By Nancy Willis
Prince Edward Island’s Irish population could have no tougher fighter on its behalf than George O’Connor, who recently called on Charlottetown Rotary Club members to get behind the creation of a full-time Irish Cultural and Genealogy Centre in Charlottetown.
O’Connor represented the Benevolent Irish Society at Rotary’s regular weekly meeting, where he urged members to use their influence in funding circles that will help the 184-year-old Irish charitable organization and the people it represents take their rightful place in Island history.
The BIS has assisted all religious denominations and political bents since its inception 125 years ago.
Back then, fundraising was a huge part of its mandate and in 1877 a report by chairman James Reddin shows it raised $217 at a single benefit concert.
“That would have been two years’ salary for the average labourer, and demonstrates that a lot of good work has been done from that time and right through to this day,” said O’Connor.

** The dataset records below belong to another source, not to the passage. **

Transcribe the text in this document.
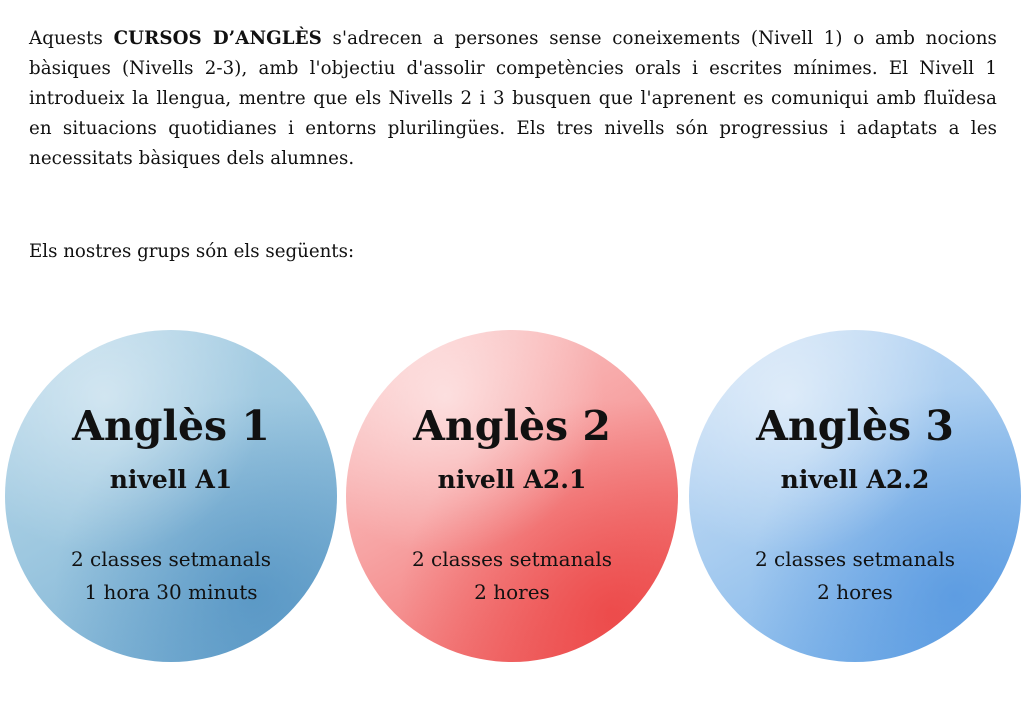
Aquests CURSOS D’ANGLÈS s'adrecen a persones sense coneixements (Nivell 1) o amb nocions bàsiques (Nivells 2-3), amb l'objectiu d'assolir competències orals i escrites mínimes. El Nivell 1 introdueix la llengua, mentre que els Nivells 2 i 3 busquen que l'aprenent es comuniqui amb fluïdesa en situacions quotidianes i entorns plurilingües. Els tres nivells són progressius i adaptats a les necessitats bàsiques dels alumnes.

Els nostres grups són els següents:

Anglès 1
nivell A1
2 classes setmanals
1 hora 30 minuts
Anglès 2
nivell A2.1
2 classes setmanals
2 hores
Anglès 3
nivell A2.2
2 classes setmanals
2 hores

Today, fundraising is still an important part of the BIS mandate, along with growing emphasis on cultural heritage and supporting traditional music.
The BIS runs a seven-lecture series each fall, talking about the Irish, Celtic and Gaelic people.

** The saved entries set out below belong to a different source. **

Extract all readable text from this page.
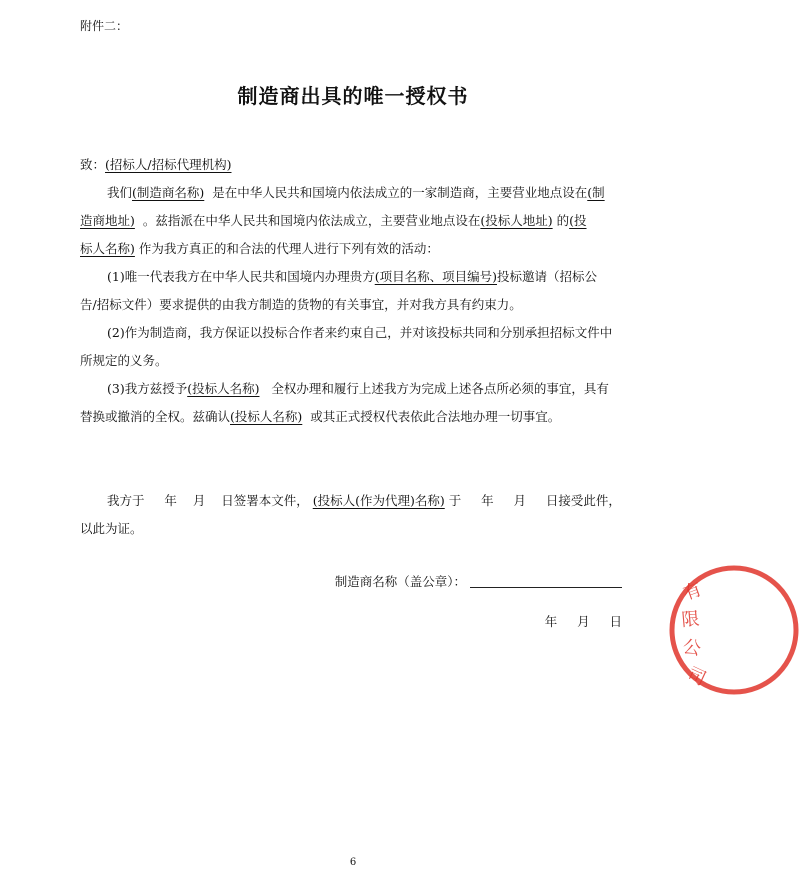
附件二：
制造商出具的唯一授权书
致：(招标人/招标代理机构)
我们(制造商名称) 是在中华人民共和国境内依法成立的一家制造商，主要营业地点设在(制
造商地址) 。兹指派在中华人民共和国境内依法成立，主要营业地点设在(投标人地址) 的(投
标人名称) 作为我方真正的和合法的代理人进行下列有效的活动：
(1)唯一代表我方在中华人民共和国境内办理贵方(项目名称、项目编号)投标邀请（招标公
告/招标文件）要求提供的由我方制造的货物的有关事宜，并对我方具有约束力。
(2)作为制造商，我方保证以投标合作者来约束自己，并对该投标共同和分别承担招标文件中
所规定的义务。
(3)我方兹授予(投标人名称) 全权办理和履行上述我方为完成上述各点所必须的事宜，具有
替换或撤消的全权。兹确认(投标人名称) 或其正式授权代表依此合法地办理一切事宜。
我方于 年 月 日签署本文件， (投标人(作为代理)名称) 于 年 月 日接受此件，
以此为证。
制造商名称（盖公章）：
年 月 日
有
限
公
司
6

It is offering an eight-session course on the introduction to Irish literature this year, plus a general Irish history course and a series on the Irish short story.
The BIS holds an Irish ceilidh with music and stepdancing each Wednesday night, as well as traditional music drop-in sessions Monday evenings.

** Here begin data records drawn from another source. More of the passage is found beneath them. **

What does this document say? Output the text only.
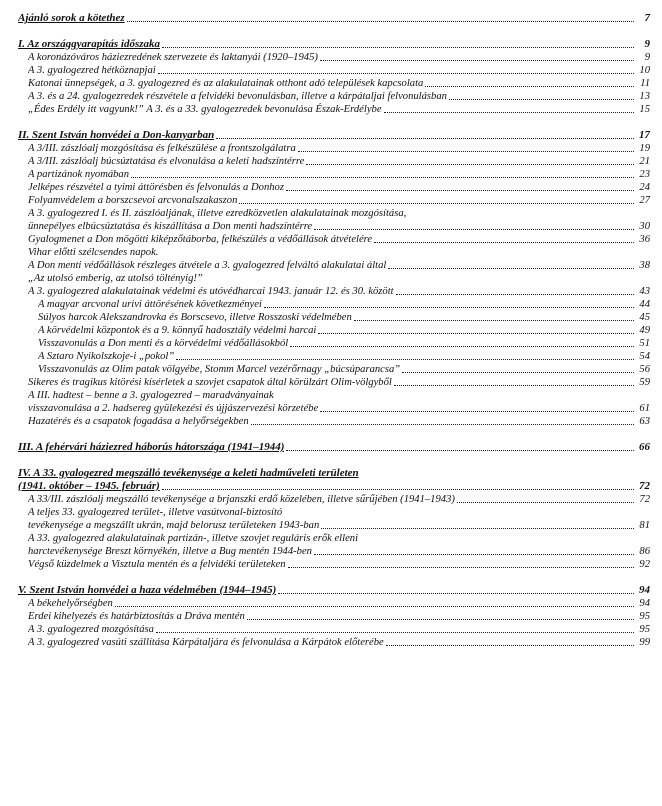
Ajánló sorok a kötethez	7
I. Az országgyarapítás időszaka	9
A koronázóváros háziezredének szervezete és laktanyái (1920–1945)	9
A 3. gyalogezred hétköznapjai	10
Katonai ünnepségek, a 3. gyalogezred és az alakulatainak otthont adó települések kapcsolata	11
A 3. és a 24. gyalogezredek részvétele a felvidéki bevonulásban, illetve a kárpátaljai felvonulásban	13
„Édes Erdély itt vagyunk!” A 3. és a 33. gyalogezredek bevonulása Észak-Erdélybe	15
II. Szent István honvédei a Don-kanyarban	17
A 3/III. zászlóalj mozgósítása és felkészülése a frontszolgálatra	19
A 3/III. zászlóalj búcsúztatása és elvonulása a keleti hadszíntérre	21
A partizánok nyomában	23
Jelképes részvétel a tyimi áttörésben és felvonulás a Donhoz	24
Folyamvédelem a borszcsevoi arcvonalszakaszon	27
A 3. gyalogezred I. és II. zászlóaljának, illetve ezredközvetlen alakulatainak mozgósítása,
ünnepélyes elbúcsúztatása és kiszállítása a Don menti hadszíntérre	30
Gyalogmenet a Don mögötti kiképzőtáborba, felkészülés a védőállások átvételére	36
Vihar előtti szélcsendes napok.
A Don menti védőállások részleges átvétele a 3. gyalogezred felváltó alakulatai által	38
„Az utolsó emberig, az utolsó töltényig!”
A 3. gyalogezred alakulatainak védelmi és utóvédharcai 1943. január 12. és 30. között	43
A magyar arcvonal urivi áttörésének következményei	44
Súlyos harcok Alekszandrovka és Borscsevo, illetve Rosszoski védelmében	45
A körvédelmi központok és a 9. könnyű hadosztály védelmi harcai	49
Visszavonulás a Don menti és a körvédelmi védőállásokból	51
A Sztaro Nyikolszkoje-i „pokol”	54
Visszavonulás az Olim patak völgyébe, Stomm Marcel vezérőrnagy „búcsúparancsa”	56
Sikeres és tragikus kitörési kísérletek a szovjet csapatok által körülzárt Olim-völgyből	59
A III. hadtest – benne a 3. gyalogezred – maradványainak
visszavonulása a 2. hadsereg gyülekezési és újjászervezési körzetébe	61
Hazatérés és a csapatok fogadása a helyőrségekben	63
III. A fehérvári háziezred háborús hátországa (1941–1944)	66
IV. A 33. gyalogezred megszálló tevékenysége a keleti hadműveleti területen
(1941. október – 1945. február)	72
A 33/III. zászlóalj megszálló tevékenysége a brjanszki erdő közelében, illetve sűrűjében (1941–1943)	72
A teljes 33. gyalogezred terület-, illetve vasútvonal-biztosító
tevékenysége a megszállt ukrán, majd belorusz területeken 1943-ban	81
A 33. gyalogezred alakulatainak partizán-, illetve szovjet reguláris erők elleni
harctevékenysége Breszt környékén, illetve a Bug mentén 1944-ben	86
Végső küzdelmek a Visztula mentén és a felvidéki területeken	92
V. Szent István honvédei a haza védelmében (1944–1945)	94
A békehelyőrségben	94
Erdei kihelyezés és határbiztosítás a Dráva mentén	95
A 3. gyalogezred mozgósítása	95
A 3. gyalogezred vasúti szállítása Kárpátaljára és felvonulása a Kárpátok előterébe	99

A recent harp workshop saw 30 Island harpers turn out.
The society is currently working on a memorial project to commemorate those immigrants who died aboard the Lady Constable, a ship that ferried Irish citizens to Canada between 1845 and 1899.
Many of these are buried in the cemetery on Longworth Avenue in Charlottetown.
Now, O’Connor and his members are turning their attention to the creation of a full-time cultural centre.
“We looked around and didn’t see a lot of Irish history in our Island schools,” he said.
“A lot of Scottish history but no Irish, yet our Irish ancestors made up the majority of the population, and we should have the history of their settlement in P.E.I. We want the BIS hall to develop into a full-time Irish/Celtic cultural and genealogy centre, but you don’t run such a centre on nickels and dimes.”
He pointed to other cultural organizations, saying he doesn’t know of any that function without some government funding.
“The natives and Acadians have their centres, why not the Irish? The aboriginal centres got $124,000 last year, the BIS got $10,000, and this year the BIS has been cut back to $400. We make up 20 to 25 per cent of the taxpaying public, yet so far we have not been treated fairly or equably.”